A trip back in time is aimed at preserving an iconic site in Encinitas.
A local preservation group is working to save a bit of vernacular architecture in Encinitas, two Boathouses on 3rd Street.
The Encinitas Preservation Association is raising money this weekend with special tours of historic Encinitas, including rare access to the Bumann Ranch and other local historic sites. The dual boathouses, never meant to sail, are authentic architectural representations of boats, rented out as affordable housing.
On Saturday, a bus tour to raise money for their preservation will take people to notable historical sites in Encinitas, including Bumann Ranch.

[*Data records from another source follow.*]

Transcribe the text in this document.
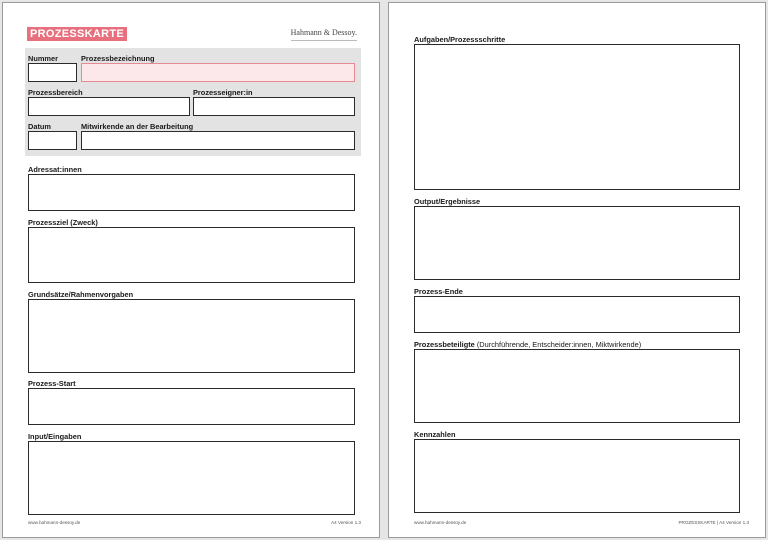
PROZESSKARTE	Hahmann & Dessoy.
Nummer	Prozessbezeichnung
Prozessbereich	Prozesseigner:in
Datum	Mitwirkende an der Bearbeitung
Adressat:innen
Prozessziel (Zweck)
Grundsätze/Rahmenvorgaben
Prozess-Start
Input/Eingaben
www.hahmann-dessoy.de	A4 Version 1.3
Aufgaben/Prozessschritte
Output/Ergebnisse
Prozess-Ende
Prozessbeteiligte (Durchführende, Entscheider:innen, Miktwirkende)
Kennzahlen
www.hahmann-dessoy.de	PROZESSKARTE | A4 Version 1.3
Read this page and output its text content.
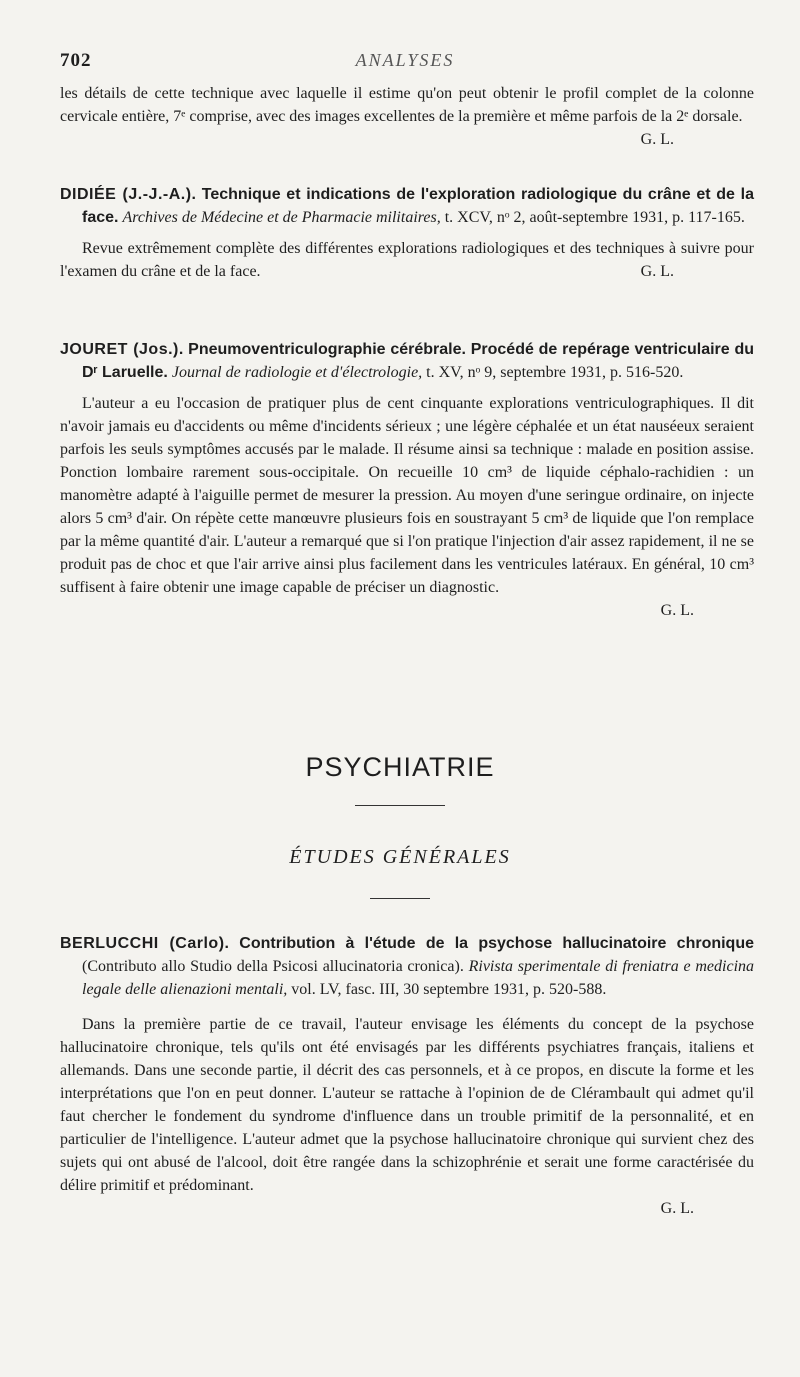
702	ANALYSES

les détails de cette technique avec laquelle il estime qu'on peut obtenir le profil complet de la colonne cervicale entière, 7ᵉ comprise, avec des images excellentes de la première et même parfois de la 2ᵉ dorsale.
G. L.

DIDIÉE (J.-J.-A.). Technique et indications de l'exploration radiologique du crâne et de la face. Archives de Médecine et de Pharmacie militaires, t. XCV, nᵒ 2, août-septembre 1931, p. 117-165.

Revue extrêmement complète des différentes explorations radiologiques et des techniques à suivre pour l'examen du crâne et de la face.	G. L.

JOURET (Jos.). Pneumoventriculographie cérébrale. Procédé de repérage ventriculaire du Dʳ Laruelle. Journal de radiologie et d'électrologie, t. XV, nᵒ 9, septembre 1931, p. 516-520.

L'auteur a eu l'occasion de pratiquer plus de cent cinquante explorations ventriculographiques. Il dit n'avoir jamais eu d'accidents ou même d'incidents sérieux ; une légère céphalée et un état nauséeux seraient parfois les seuls symptômes accusés par le malade. Il résume ainsi sa technique : malade en position assise. Ponction lombaire rarement sous-occipitale. On recueille 10 cm³ de liquide céphalo-rachidien : un manomètre adapté à l'aiguille permet de mesurer la pression. Au moyen d'une seringue ordinaire, on injecte alors 5 cm³ d'air. On répète cette manœuvre plusieurs fois en soustrayant 5 cm³ de liquide que l'on remplace par la même quantité d'air. L'auteur a remarqué que si l'on pratique l'injection d'air assez rapidement, il ne se produit pas de choc et que l'air arrive ainsi plus facilement dans les ventricules latéraux. En général, 10 cm³ suffisent à faire obtenir une image capable de préciser un diagnostic.

G. L.
PSYCHIATRIE
ÉTUDES GÉNÉRALES

BERLUCCHI (Carlo). Contribution à l'étude de la psychose hallucinatoire chronique (Contributo allo Studio della Psicosi allucinatoria cronica). Rivista sperimentale di freniatra e medicina legale delle alienazioni mentali, vol. LV, fasc. III, 30 septembre 1931, p. 520-588.

Dans la première partie de ce travail, l'auteur envisage les éléments du concept de la psychose hallucinatoire chronique, tels qu'ils ont été envisagés par les différents psychiatres français, italiens et allemands. Dans une seconde partie, il décrit des cas personnels, et à ce propos, en discute la forme et les interprétations que l'on en peut donner. L'auteur se rattache à l'opinion de de Clérambault qui admet qu'il faut chercher le fondement du syndrome d'influence dans un trouble primitif de la personnalité, et en particulier de l'intelligence. L'auteur admet que la psychose hallucinatoire chronique qui survient chez des sujets qui ont abusé de l'alcool, doit être rangée dans la schizophrénie et serait une forme caractérisée du délire primitif et prédominant.

G. L.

“It’s probably one of the last homesteads in San Diego County,” said Richard Bumann about the ranch homesteaded by his grandfather in 1886.
Many of the original barns, shacks and living quarters remain intact. Three generations of the Bumann family have called the ranch home for the past 125 years.

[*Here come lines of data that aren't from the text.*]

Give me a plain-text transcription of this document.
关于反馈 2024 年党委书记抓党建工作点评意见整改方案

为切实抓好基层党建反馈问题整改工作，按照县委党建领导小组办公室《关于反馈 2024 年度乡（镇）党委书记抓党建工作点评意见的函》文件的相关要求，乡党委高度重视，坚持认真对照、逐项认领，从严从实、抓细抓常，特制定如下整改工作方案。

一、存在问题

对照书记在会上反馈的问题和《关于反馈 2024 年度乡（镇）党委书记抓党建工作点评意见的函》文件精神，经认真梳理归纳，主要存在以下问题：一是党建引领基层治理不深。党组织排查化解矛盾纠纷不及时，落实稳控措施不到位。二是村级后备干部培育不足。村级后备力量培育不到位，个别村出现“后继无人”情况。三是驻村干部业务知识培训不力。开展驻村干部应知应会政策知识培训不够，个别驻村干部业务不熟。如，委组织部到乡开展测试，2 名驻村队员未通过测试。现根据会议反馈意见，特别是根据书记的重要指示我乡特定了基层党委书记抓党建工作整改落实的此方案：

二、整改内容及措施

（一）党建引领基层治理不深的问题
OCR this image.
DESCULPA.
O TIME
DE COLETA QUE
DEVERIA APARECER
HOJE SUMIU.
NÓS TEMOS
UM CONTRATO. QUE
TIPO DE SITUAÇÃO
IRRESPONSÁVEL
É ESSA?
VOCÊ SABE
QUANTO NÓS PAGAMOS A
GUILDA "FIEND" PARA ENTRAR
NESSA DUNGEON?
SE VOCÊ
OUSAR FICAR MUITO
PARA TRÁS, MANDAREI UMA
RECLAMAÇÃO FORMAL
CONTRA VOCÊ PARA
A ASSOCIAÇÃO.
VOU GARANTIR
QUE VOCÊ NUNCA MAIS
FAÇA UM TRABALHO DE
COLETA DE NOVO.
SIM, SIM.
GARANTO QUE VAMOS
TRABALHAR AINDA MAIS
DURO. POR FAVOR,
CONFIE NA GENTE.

“This is a granary built by my grandfather sometime in the 1890’s,” said Richard Bumann showing off the property exclusively to NB7’s May Tjoa, ahead of Saturday’s tour.
On rare occasions, Richard and Twink Bumann open their ranch to the public.

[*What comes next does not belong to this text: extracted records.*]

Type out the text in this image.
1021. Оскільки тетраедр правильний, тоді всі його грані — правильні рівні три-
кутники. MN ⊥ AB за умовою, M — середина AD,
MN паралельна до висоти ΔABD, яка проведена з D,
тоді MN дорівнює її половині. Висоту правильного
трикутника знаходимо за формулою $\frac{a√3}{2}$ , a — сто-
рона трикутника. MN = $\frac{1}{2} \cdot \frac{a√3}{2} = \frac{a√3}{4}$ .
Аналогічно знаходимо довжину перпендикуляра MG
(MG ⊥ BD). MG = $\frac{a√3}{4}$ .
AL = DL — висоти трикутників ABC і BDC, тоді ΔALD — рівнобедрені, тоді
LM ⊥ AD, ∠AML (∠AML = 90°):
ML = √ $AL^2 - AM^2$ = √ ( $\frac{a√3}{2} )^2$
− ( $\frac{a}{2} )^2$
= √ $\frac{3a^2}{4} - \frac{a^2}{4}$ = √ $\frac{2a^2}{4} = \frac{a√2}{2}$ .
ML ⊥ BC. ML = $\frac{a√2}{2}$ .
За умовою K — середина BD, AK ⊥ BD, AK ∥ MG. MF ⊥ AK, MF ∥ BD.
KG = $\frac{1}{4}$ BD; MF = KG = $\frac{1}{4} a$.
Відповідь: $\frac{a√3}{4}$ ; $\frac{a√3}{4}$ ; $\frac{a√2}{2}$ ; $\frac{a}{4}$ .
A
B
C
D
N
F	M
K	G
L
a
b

Visitors are taken to another era.
Richard Bumann’s grandfather, Herman Bumann, eventually bought two adjoining homesteads and farmed 480 acres. Two generations later, the private family ranch is down to 10 acres.
“In a way, time kinda stopped here at the ranch,” Twink told NBC7.
Today, efforts are underway to designate the boathouses, built in the 1920’s as a California historical landmark.
That’s a designation that could happen by next year.
The bus tour is from 9 a.m. to 1 p.m. with lunch at the historic one room schoolhouse at F Street. Tickets are $65. They can be purchased here: www.eventbrite.com.
The tour will take people by more than 50 or so historic sites in Encinitas and allow them to tour two of them with the highlight being the rare look inside the Bumann private property. Tours of the Boathouses are not included because people live in them currently.
The Encinitas Preservation Association was formed in 2008 specifically to save the boat houses from being torn down.